Abstract

To determine the effects of healed myocardial infarction on the diastolic compliance of the left ventricle, we studied 36 rats 26 days after left coronary artery ligation. Peak cardiac output and stroke volume were measured under ether anesthesia during volume loading, and peak left ventricular developed pressure was determined during occlusion of the ascending aorta. During a slow infusion of saline into the potassium-arrested left ventricle, diastolic pressure and volume were measured continuously over the pressure range -5 to 30 mm Hg. Infarct size was determined by planimetry of serial sections taken from each heart at 1-mm intervals from apex to base.
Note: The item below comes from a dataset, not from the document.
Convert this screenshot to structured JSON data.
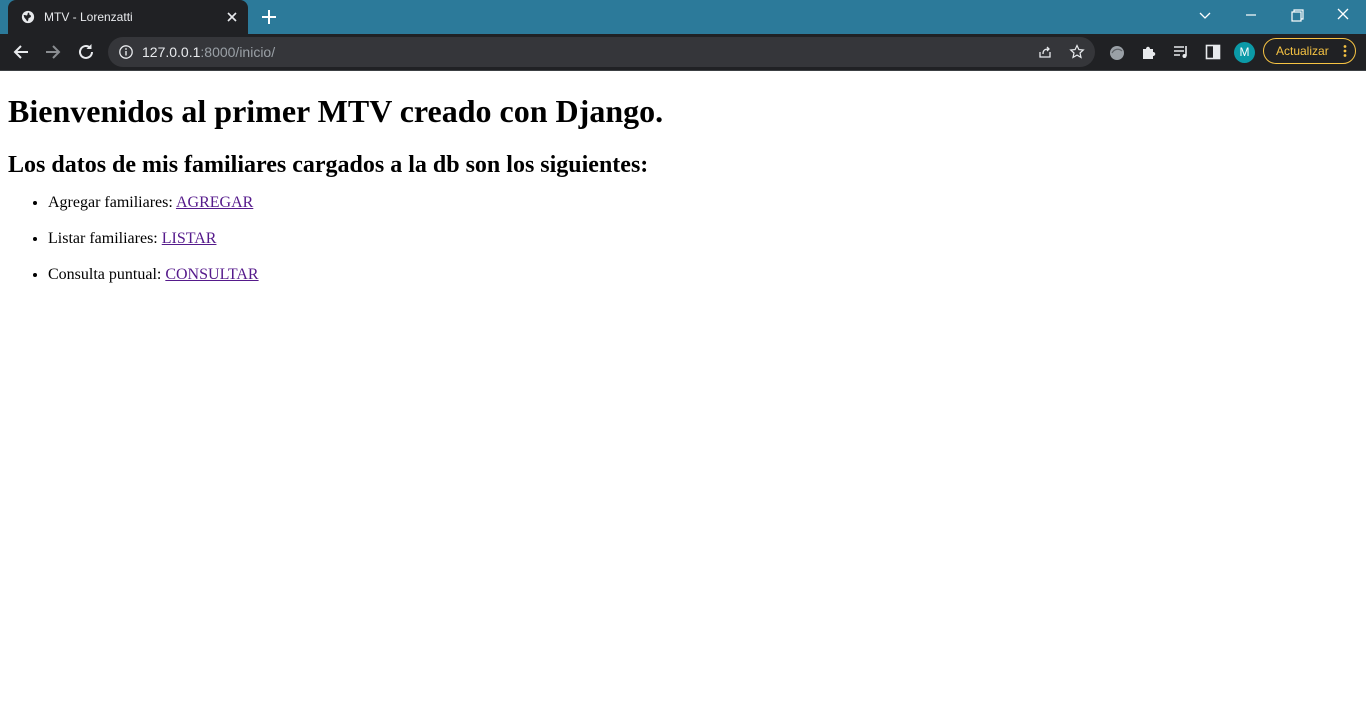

In rats with healed infarcts, left ventricular volume was increased in proportion to infarct size and the diastolic pressure-volume relationship was shifted so that at pressures below 2.5 mm Hg volume was increased, resulting in an increased ventricular compliance in this low pressure range. Above this pressure, the slopes of the pressure-volume curves were similar in rats with and without infarctions. Peak cardiac output and pressure-generating capacity were impaired in proportion to infarct size. This impairment of cardiac performance correlated with the infarct size-related increase in diastolic volume, which served to offset the reduction in flow generating capacity caused by systolic dysfunction, while contributing directly to the impairment of pressure generating capacity.